定員が何人に設定してあるか知りませんが、このお店使うくらいだから五、六十人程度は恐らく呼ぶのでしょう。それくらいでないと、鯉料理のお披露目にもなりませんし。

 しかしながら疑問なのが、こんな金髪さんに果たしてそこまでのご友人がいるのでしょうか? 第一、この人はこんなだから忘れそうですが、金髪さんの年齢層なら皆さん立派な社会人なんじゃ……いや、なんだか中途半端なバンドマンやバイク乗りの友人が居そうかも。


「社会人はそりゃ学生じゃないんですから、前日や当日に呼び出されても来られる訳無いじゃないですか。普通の社会人は店長みたいな適当なことしていられる立場の人ばかりじゃないんですよ?」

「……お前、実は俺が嫌いだろ」

「あら、聡明ですね」

「褒めているようでそれ全然褒めてないからな?」


 金髪さんにしては良い所に気が付きました。しかし、これで誰も来なかったらシュールどころではないですね。さすがの私も泣いてしまいそうです。

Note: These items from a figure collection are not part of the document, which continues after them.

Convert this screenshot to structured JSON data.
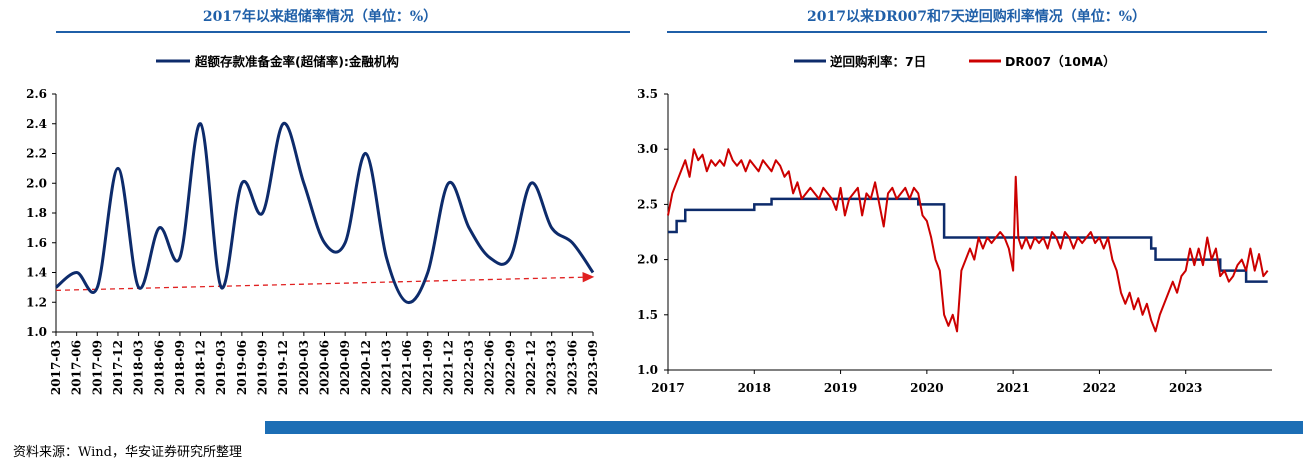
{
  "left": {
    "title": "2017年以来超储率情况（单位：%）",
    "chart_data": {
      "type": "line",
      "title": "2017年以来超储率情况（单位：%）",
      "series": [
        {
          "name": "超额存款准备金率(超储率):金融机构",
          "color": "#0d2b6b",
          "values": [
            1.3,
            1.4,
            1.3,
            2.1,
            1.3,
            1.7,
            1.5,
            2.4,
            1.3,
            2.0,
            1.8,
            2.4,
            2.0,
            1.6,
            1.6,
            2.2,
            1.5,
            1.2,
            1.4,
            2.0,
            1.7,
            1.5,
            1.5,
            2.0,
            1.7,
            1.6,
            1.4
          ]
        }
      ],
      "categories": [
        "2017-03",
        "2017-06",
        "2017-09",
        "2017-12",
        "2018-03",
        "2018-06",
        "2018-09",
        "2018-12",
        "2019-03",
        "2019-06",
        "2019-09",
        "2019-12",
        "2020-03",
        "2020-06",
        "2020-09",
        "2020-12",
        "2021-03",
        "2021-06",
        "2021-09",
        "2021-12",
        "2022-03",
        "2022-06",
        "2022-09",
        "2022-12",
        "2023-03",
        "2023-06",
        "2023-09"
      ],
      "yticks": [
        "1.0",
        "1.2",
        "1.4",
        "1.6",
        "1.8",
        "2.0",
        "2.2",
        "2.4",
        "2.6"
      ],
      "ylim": [
        1.0,
        2.6
      ],
      "trendline": {
        "color": "#e02020",
        "start": 1.28,
        "end": 1.37,
        "style": "dashed-arrow"
      },
      "legend_position": "top",
      "grid": false
    }
  },
  "right": {
    "title": "2017以来DR007和7天逆回购利率情况（单位：%）",
    "chart_data": {
      "type": "line",
      "title": "2017以来DR007和7天逆回购利率情况（单位：%）",
      "xticks": [
        "2017",
        "2018",
        "2019",
        "2020",
        "2021",
        "2022",
        "2023"
      ],
      "yticks": [
        "1.0",
        "1.5",
        "2.0",
        "2.5",
        "3.0",
        "3.5"
      ],
      "ylim": [
        1.0,
        3.5
      ],
      "xlim": [
        2017.0,
        2024.0
      ],
      "legend_position": "top",
      "grid": false,
      "series": [
        {
          "name": "逆回购利率：7日",
          "color": "#0d2b6b",
          "type": "step",
          "points": [
            [
              2017.0,
              2.25
            ],
            [
              2017.1,
              2.35
            ],
            [
              2017.2,
              2.45
            ],
            [
              2018.0,
              2.5
            ],
            [
              2018.2,
              2.55
            ],
            [
              2019.0,
              2.55
            ],
            [
              2019.9,
              2.5
            ],
            [
              2020.2,
              2.2
            ],
            [
              2022.6,
              2.1
            ],
            [
              2022.65,
              2.0
            ],
            [
              2023.4,
              1.9
            ],
            [
              2023.7,
              1.8
            ],
            [
              2023.95,
              1.8
            ]
          ]
        },
        {
          "name": "DR007（10MA）",
          "color": "#cc0000",
          "type": "line",
          "points": [
            [
              2017.0,
              2.4
            ],
            [
              2017.05,
              2.6
            ],
            [
              2017.1,
              2.7
            ],
            [
              2017.15,
              2.8
            ],
            [
              2017.2,
              2.9
            ],
            [
              2017.25,
              2.75
            ],
            [
              2017.3,
              3.0
            ],
            [
              2017.35,
              2.9
            ],
            [
              2017.4,
              2.95
            ],
            [
              2017.45,
              2.8
            ],
            [
              2017.5,
              2.9
            ],
            [
              2017.55,
              2.85
            ],
            [
              2017.6,
              2.9
            ],
            [
              2017.65,
              2.85
            ],
            [
              2017.7,
              3.0
            ],
            [
              2017.75,
              2.9
            ],
            [
              2017.8,
              2.85
            ],
            [
              2017.85,
              2.9
            ],
            [
              2017.9,
              2.8
            ],
            [
              2017.95,
              2.9
            ],
            [
              2018.0,
              2.85
            ],
            [
              2018.05,
              2.8
            ],
            [
              2018.1,
              2.9
            ],
            [
              2018.15,
              2.85
            ],
            [
              2018.2,
              2.8
            ],
            [
              2018.25,
              2.9
            ],
            [
              2018.3,
              2.85
            ],
            [
              2018.35,
              2.75
            ],
            [
              2018.4,
              2.8
            ],
            [
              2018.45,
              2.6
            ],
            [
              2018.5,
              2.7
            ],
            [
              2018.55,
              2.55
            ],
            [
              2018.6,
              2.6
            ],
            [
              2018.65,
              2.65
            ],
            [
              2018.7,
              2.6
            ],
            [
              2018.75,
              2.55
            ],
            [
              2018.8,
              2.65
            ],
            [
              2018.85,
              2.6
            ],
            [
              2018.9,
              2.55
            ],
            [
              2018.95,
              2.45
            ],
            [
              2019.0,
              2.65
            ],
            [
              2019.05,
              2.4
            ],
            [
              2019.1,
              2.55
            ],
            [
              2019.15,
              2.6
            ],
            [
              2019.2,
              2.65
            ],
            [
              2019.25,
              2.4
            ],
            [
              2019.3,
              2.6
            ],
            [
              2019.35,
              2.55
            ],
            [
              2019.4,
              2.7
            ],
            [
              2019.45,
              2.5
            ],
            [
              2019.5,
              2.3
            ],
            [
              2019.55,
              2.6
            ],
            [
              2019.6,
              2.65
            ],
            [
              2019.65,
              2.55
            ],
            [
              2019.7,
              2.6
            ],
            [
              2019.75,
              2.65
            ],
            [
              2019.8,
              2.55
            ],
            [
              2019.85,
              2.65
            ],
            [
              2019.9,
              2.6
            ],
            [
              2019.95,
              2.4
            ],
            [
              2020.0,
              2.35
            ],
            [
              2020.05,
              2.2
            ],
            [
              2020.1,
              2.0
            ],
            [
              2020.15,
              1.9
            ],
            [
              2020.2,
              1.5
            ],
            [
              2020.25,
              1.4
            ],
            [
              2020.3,
              1.5
            ],
            [
              2020.35,
              1.35
            ],
            [
              2020.4,
              1.9
            ],
            [
              2020.45,
              2.0
            ],
            [
              2020.5,
              2.1
            ],
            [
              2020.55,
              2.0
            ],
            [
              2020.6,
              2.2
            ],
            [
              2020.65,
              2.1
            ],
            [
              2020.7,
              2.2
            ],
            [
              2020.75,
              2.15
            ],
            [
              2020.8,
              2.2
            ],
            [
              2020.85,
              2.25
            ],
            [
              2020.9,
              2.2
            ],
            [
              2020.95,
              2.1
            ],
            [
              2021.0,
              1.9
            ],
            [
              2021.03,
              2.75
            ],
            [
              2021.06,
              2.2
            ],
            [
              2021.1,
              2.1
            ],
            [
              2021.15,
              2.2
            ],
            [
              2021.2,
              2.1
            ],
            [
              2021.25,
              2.2
            ],
            [
              2021.3,
              2.15
            ],
            [
              2021.35,
              2.2
            ],
            [
              2021.4,
              2.1
            ],
            [
              2021.45,
              2.25
            ],
            [
              2021.5,
              2.2
            ],
            [
              2021.55,
              2.1
            ],
            [
              2021.6,
              2.25
            ],
            [
              2021.65,
              2.2
            ],
            [
              2021.7,
              2.1
            ],
            [
              2021.75,
              2.2
            ],
            [
              2021.8,
              2.15
            ],
            [
              2021.85,
              2.2
            ],
            [
              2021.9,
              2.25
            ],
            [
              2021.95,
              2.15
            ],
            [
              2022.0,
              2.2
            ],
            [
              2022.05,
              2.1
            ],
            [
              2022.1,
              2.2
            ],
            [
              2022.15,
              2.0
            ],
            [
              2022.2,
              1.9
            ],
            [
              2022.25,
              1.7
            ],
            [
              2022.3,
              1.6
            ],
            [
              2022.35,
              1.7
            ],
            [
              2022.4,
              1.55
            ],
            [
              2022.45,
              1.65
            ],
            [
              2022.5,
              1.5
            ],
            [
              2022.55,
              1.6
            ],
            [
              2022.6,
              1.45
            ],
            [
              2022.65,
              1.35
            ],
            [
              2022.7,
              1.5
            ],
            [
              2022.75,
              1.6
            ],
            [
              2022.8,
              1.7
            ],
            [
              2022.85,
              1.8
            ],
            [
              2022.9,
              1.7
            ],
            [
              2022.95,
              1.85
            ],
            [
              2023.0,
              1.9
            ],
            [
              2023.05,
              2.1
            ],
            [
              2023.1,
              1.95
            ],
            [
              2023.15,
              2.1
            ],
            [
              2023.2,
              1.95
            ],
            [
              2023.25,
              2.2
            ],
            [
              2023.3,
              2.0
            ],
            [
              2023.35,
              2.1
            ],
            [
              2023.4,
              1.85
            ],
            [
              2023.45,
              1.9
            ],
            [
              2023.5,
              1.8
            ],
            [
              2023.55,
              1.85
            ],
            [
              2023.6,
              1.95
            ],
            [
              2023.65,
              2.0
            ],
            [
              2023.7,
              1.9
            ],
            [
              2023.75,
              2.1
            ],
            [
              2023.8,
              1.9
            ],
            [
              2023.85,
              2.05
            ],
            [
              2023.9,
              1.85
            ],
            [
              2023.95,
              1.9
            ]
          ]
        }
      ]
    }
  },
  "source": "资料来源：Wind，华安证券研究所整理",
  "colors": {
    "title_blue": "#1f5fa8",
    "bar_blue": "#1c6eb5"
  }
}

「ふふん、仕方がないですねぇ。一般参加の費用はおいくらです? 私が一肌脱いで呼びかけてあげてもいいですよ?」

「お前、友達五人以上いなさそうだからいいや」

「酷い!」


 最低! っと叫びそうになりましたが、よくよく考えてみると確かに友達が居ませんでした……知り合いはいますが、それに友人はいても皆さん地元ですし……。

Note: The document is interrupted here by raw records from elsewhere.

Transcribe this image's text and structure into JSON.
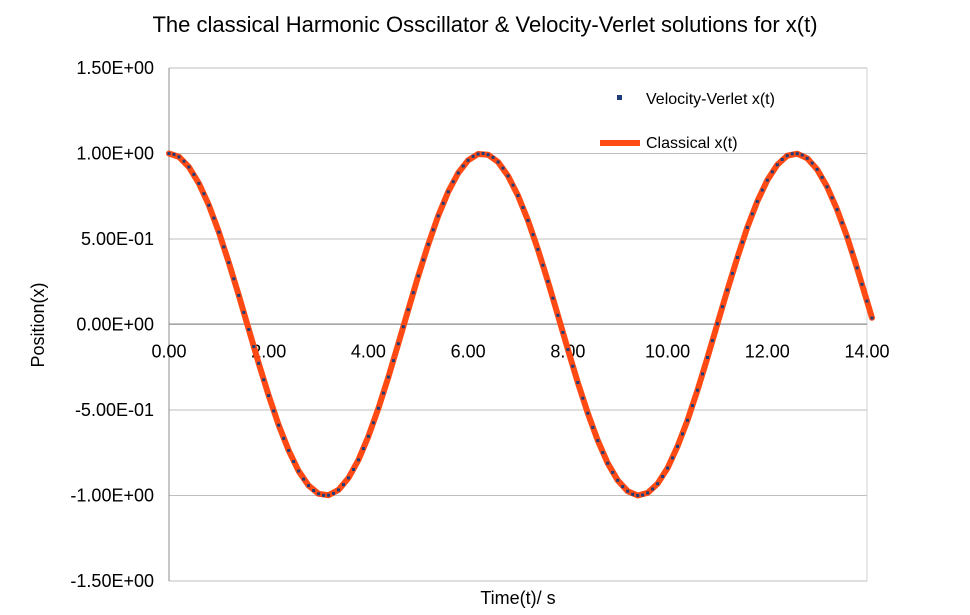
{
  "chart_data": {
    "type": "line",
    "title": "The classical Harmonic Osscillator & Velocity-Verlet solutions for x(t)",
    "xlabel": "Time(t)/ s",
    "ylabel": "Position(x)",
    "xlim": [
      0,
      14
    ],
    "ylim": [
      -1.5,
      1.5
    ],
    "x_ticks": [
      0,
      2,
      4,
      6,
      8,
      10,
      12,
      14
    ],
    "x_tick_labels": [
      "0.00",
      "2.00",
      "4.00",
      "6.00",
      "8.00",
      "10.00",
      "12.00",
      "14.00"
    ],
    "y_ticks": [
      1.5,
      1.0,
      0.5,
      0.0,
      -0.5,
      -1.0,
      -1.5
    ],
    "y_tick_labels": [
      "1.50E+00",
      "1.00E+00",
      "5.00E-01",
      "0.00E+00",
      "-5.00E-01",
      "-1.00E+00",
      "-1.50E+00"
    ],
    "grid": "horizontal",
    "legend_position": "top-right",
    "series": [
      {
        "name": "Classical x(t)",
        "style": "thick-line",
        "color": "#ff4a14",
        "x": [
          0.0,
          0.2,
          0.4,
          0.6,
          0.8,
          1.0,
          1.2,
          1.4,
          1.6,
          1.8,
          2.0,
          2.2,
          2.4,
          2.6,
          2.8,
          3.0,
          3.2,
          3.4,
          3.6,
          3.8,
          4.0,
          4.2,
          4.4,
          4.6,
          4.8,
          5.0,
          5.2,
          5.4,
          5.6,
          5.8,
          6.0,
          6.2,
          6.4,
          6.6,
          6.8,
          7.0,
          7.2,
          7.4,
          7.6,
          7.8,
          8.0,
          8.2,
          8.4,
          8.6,
          8.8,
          9.0,
          9.2,
          9.4,
          9.6,
          9.8,
          10.0,
          10.2,
          10.4,
          10.6,
          10.8,
          11.0,
          11.2,
          11.4,
          11.6,
          11.8,
          12.0,
          12.2,
          12.4,
          12.6,
          12.8,
          13.0,
          13.2,
          13.4,
          13.6,
          13.8,
          14.0,
          14.1
        ],
        "y": [
          1.0,
          0.98,
          0.921,
          0.825,
          0.697,
          0.54,
          0.362,
          0.17,
          -0.029,
          -0.227,
          -0.416,
          -0.589,
          -0.737,
          -0.857,
          -0.942,
          -0.99,
          -0.998,
          -0.967,
          -0.897,
          -0.791,
          -0.654,
          -0.49,
          -0.307,
          -0.112,
          0.087,
          0.284,
          0.469,
          0.635,
          0.776,
          0.886,
          0.96,
          0.997,
          0.993,
          0.95,
          0.869,
          0.754,
          0.608,
          0.439,
          0.252,
          0.054,
          -0.146,
          -0.339,
          -0.519,
          -0.679,
          -0.811,
          -0.911,
          -0.975,
          -1.0,
          -0.985,
          -0.931,
          -0.839,
          -0.713,
          -0.56,
          -0.384,
          -0.193,
          0.004,
          0.202,
          0.392,
          0.568,
          0.72,
          0.844,
          0.934,
          0.987,
          0.999,
          0.972,
          0.907,
          0.805,
          0.672,
          0.512,
          0.331,
          0.137,
          0.039
        ]
      },
      {
        "name": "Velocity-Verlet x(t)",
        "style": "markers",
        "color": "#1f3d7a",
        "x": [
          0.0,
          0.1,
          0.2,
          0.3,
          0.4,
          0.5,
          0.6,
          0.7,
          0.8,
          0.9,
          1.0,
          1.1,
          1.2,
          1.3,
          1.4,
          1.5,
          1.6,
          1.7,
          1.8,
          1.9,
          2.0,
          2.1,
          2.2,
          2.3,
          2.4,
          2.5,
          2.6,
          2.7,
          2.8,
          2.9,
          3.0,
          3.1,
          3.2,
          3.3,
          3.4,
          3.5,
          3.6,
          3.7,
          3.8,
          3.9,
          4.0,
          4.1,
          4.2,
          4.3,
          4.4,
          4.5,
          4.6,
          4.7,
          4.8,
          4.9,
          5.0,
          5.1,
          5.2,
          5.3,
          5.4,
          5.5,
          5.6,
          5.7,
          5.8,
          5.9,
          6.0,
          6.1,
          6.2,
          6.3,
          6.4,
          6.5,
          6.6,
          6.7,
          6.8,
          6.9,
          7.0,
          7.1,
          7.2,
          7.3,
          7.4,
          7.5,
          7.6,
          7.7,
          7.8,
          7.9,
          8.0,
          8.1,
          8.2,
          8.3,
          8.4,
          8.5,
          8.6,
          8.7,
          8.8,
          8.9,
          9.0,
          9.1,
          9.2,
          9.3,
          9.4,
          9.5,
          9.6,
          9.7,
          9.8,
          9.9,
          10.0,
          10.1,
          10.2,
          10.3,
          10.4,
          10.5,
          10.6,
          10.7,
          10.8,
          10.9,
          11.0,
          11.1,
          11.2,
          11.3,
          11.4,
          11.5,
          11.6,
          11.7,
          11.8,
          11.9,
          12.0,
          12.1,
          12.2,
          12.3,
          12.4,
          12.5,
          12.6,
          12.7,
          12.8,
          12.9,
          13.0,
          13.1,
          13.2,
          13.3,
          13.4,
          13.5,
          13.6,
          13.7,
          13.8,
          13.9,
          14.0,
          14.1
        ],
        "y": [
          1.0,
          0.995,
          0.98,
          0.955,
          0.921,
          0.878,
          0.825,
          0.765,
          0.697,
          0.622,
          0.54,
          0.454,
          0.362,
          0.267,
          0.17,
          0.071,
          -0.029,
          -0.129,
          -0.227,
          -0.323,
          -0.416,
          -0.505,
          -0.589,
          -0.666,
          -0.737,
          -0.801,
          -0.857,
          -0.904,
          -0.942,
          -0.971,
          -0.99,
          -0.999,
          -0.998,
          -0.988,
          -0.967,
          -0.936,
          -0.897,
          -0.848,
          -0.791,
          -0.726,
          -0.654,
          -0.575,
          -0.49,
          -0.401,
          -0.307,
          -0.211,
          -0.112,
          -0.013,
          0.087,
          0.186,
          0.284,
          0.378,
          0.469,
          0.554,
          0.635,
          0.709,
          0.776,
          0.835,
          0.886,
          0.927,
          0.96,
          0.983,
          0.997,
          1.0,
          0.993,
          0.977,
          0.95,
          0.914,
          0.869,
          0.815,
          0.754,
          0.684,
          0.608,
          0.526,
          0.439,
          0.347,
          0.252,
          0.154,
          0.054,
          -0.046,
          -0.146,
          -0.244,
          -0.339,
          -0.431,
          -0.519,
          -0.602,
          -0.679,
          -0.749,
          -0.811,
          -0.865,
          -0.911,
          -0.948,
          -0.975,
          -0.993,
          -1.0,
          -0.997,
          -0.985,
          -0.962,
          -0.931,
          -0.889,
          -0.839,
          -0.78,
          -0.713,
          -0.64,
          -0.56,
          -0.474,
          -0.384,
          -0.289,
          -0.193,
          -0.094,
          0.004,
          0.104,
          0.202,
          0.299,
          0.392,
          0.482,
          0.568,
          0.647,
          0.72,
          0.786,
          0.844,
          0.893,
          0.934,
          0.965,
          0.987,
          0.998,
          0.999,
          0.991,
          0.972,
          0.944,
          0.907,
          0.86,
          0.805,
          0.741,
          0.672,
          0.595,
          0.512,
          0.424,
          0.331,
          0.235,
          0.137,
          0.038
        ]
      }
    ]
  }
}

 とりあえず、親友の莉子ちゃんに電話をかけてみましたが、残念ながらお仕事中のようです。

 残念、食費浮かせるチャンスだったでしょうに。余りものがあれば、後で一包頂いて莉子ちゃんの家で夕飯を共に食べるとしましょう。


「で、駄目だったろ?」

「そのザマァと言いたげな満面の笑みやめてください」

「まぁいいや。とりあえず沼田の手伝いするぞ。米田稲穂が差しいれに米持ってきたし」


 誰ですか米田さん。なんだかすごくお米作っているアピールの強い名前ですが。超絶熱血テニスプレイヤーのあの人がすごく喜びそうな名前なんですが。


「あ、米田は沼田と同じ商店街の米屋の跡取り息子だ。この前あそこのオヤジがぎっくり腰やってな」


 そんなご近所トークいらないです。

 店に入ると、金髪さんはコシヒカリさんもとい魚沼さんの指示を受けるまでもなくテキパキと働き、まるで有能でまともな従業員かのような錯覚を受けます。魚の三枚おろしなど、意外に手際が良く、料理の基礎が完全にできているようでした。


 私はというと、お米を研いで炊く作業や、会場のセット、谷内田君は待ち時間も寛いでもらえるようにコーヒーを今日だけ無料サービスしている。


「悪いね芳美ちゃん。手伝いまでさせちまってよぉ」


 魚沼さんは威勢のいい声をかけてきます。元漁師だったそうで、かなりの筋肉質なごつい男性です。しかし、昨今の漁業事情を存じませんが、普通機械で網とかって引き上げられるんですよね? どこにここまで鍛える必要、また鍛えられる要素があったんでしょうか。葛船か何かで沖へ出ては投網を投げて、全部人力で漁でもすればこうなるのでしょうか?


「いえいえ、お気になさらず。指示された作業はもうすぐ一通り終わりますから」

「そうかい、手際がいいねぇ。いい嫁さんになるよ」

「え!? えへ、そ、そうですかぁ?」


 そうやって若い子や奥様方をそそのかして魚を売りつけるわけですね。全く商売がお上手ですこと。チョウチンアンコウも目を見張る一本釣りですよ。


「金髪にーちゃんに嫁ぐかい? 案外器量よしの」

「あ、冗談でもやめてください。本気で傷つきますんで」


 前言撤回。詰めが甘い。最後の最後で糸が切れちゃいました。


「……本気で傷つくのこっちだからな? お前ら雑談はいいけど、こっちに流れ弾飛ばすなよめちゃくちゃ心臓に食い込んでっからな?」

「わ、悪ぃな金髪にーちゃん。俺ぁてっきり」

「まじでやめてくれ沼田のオヤジ。そいつ人のメンタル抉る時シャレにならないほど怖いから。そいつツンデレっぽく見せて一切デレ要素ないから。マジツンドラだから」

「お……おぅ?」


 ジェネレーションギャップですね。魚沼さんはまるで言葉の意味が分からないご様子。ツンドラも大概失礼ですが、デレたこともないのにツンデレ扱いする人はいかがなものでしょう。


「まったく。失敬な」


 昨今言葉が一般社会にも広がりを見せていますが、アニメにしても芸能界にしても、デレを見せたこともない人物にまで不用意にツンデレと敬称をつけたがるこの現状に私は警鐘を鳴らしたいものです。

 ただ、言葉を使いたいだけのミーハーが増えて、ツンデレという言葉一つで抱くイメージに広がりを持ちすぎるせいで、前までツーカーよろしく一言で意思伝達できた便利な単語が、今や都度説明を強いられるようになった現状は、全く持って嘆かわしいものです。

 まぁ、元々の言葉に定義がないので是非もないことですが……。


 それに、ツンデレってのは莉子ちゃんのような人を言うんですよ。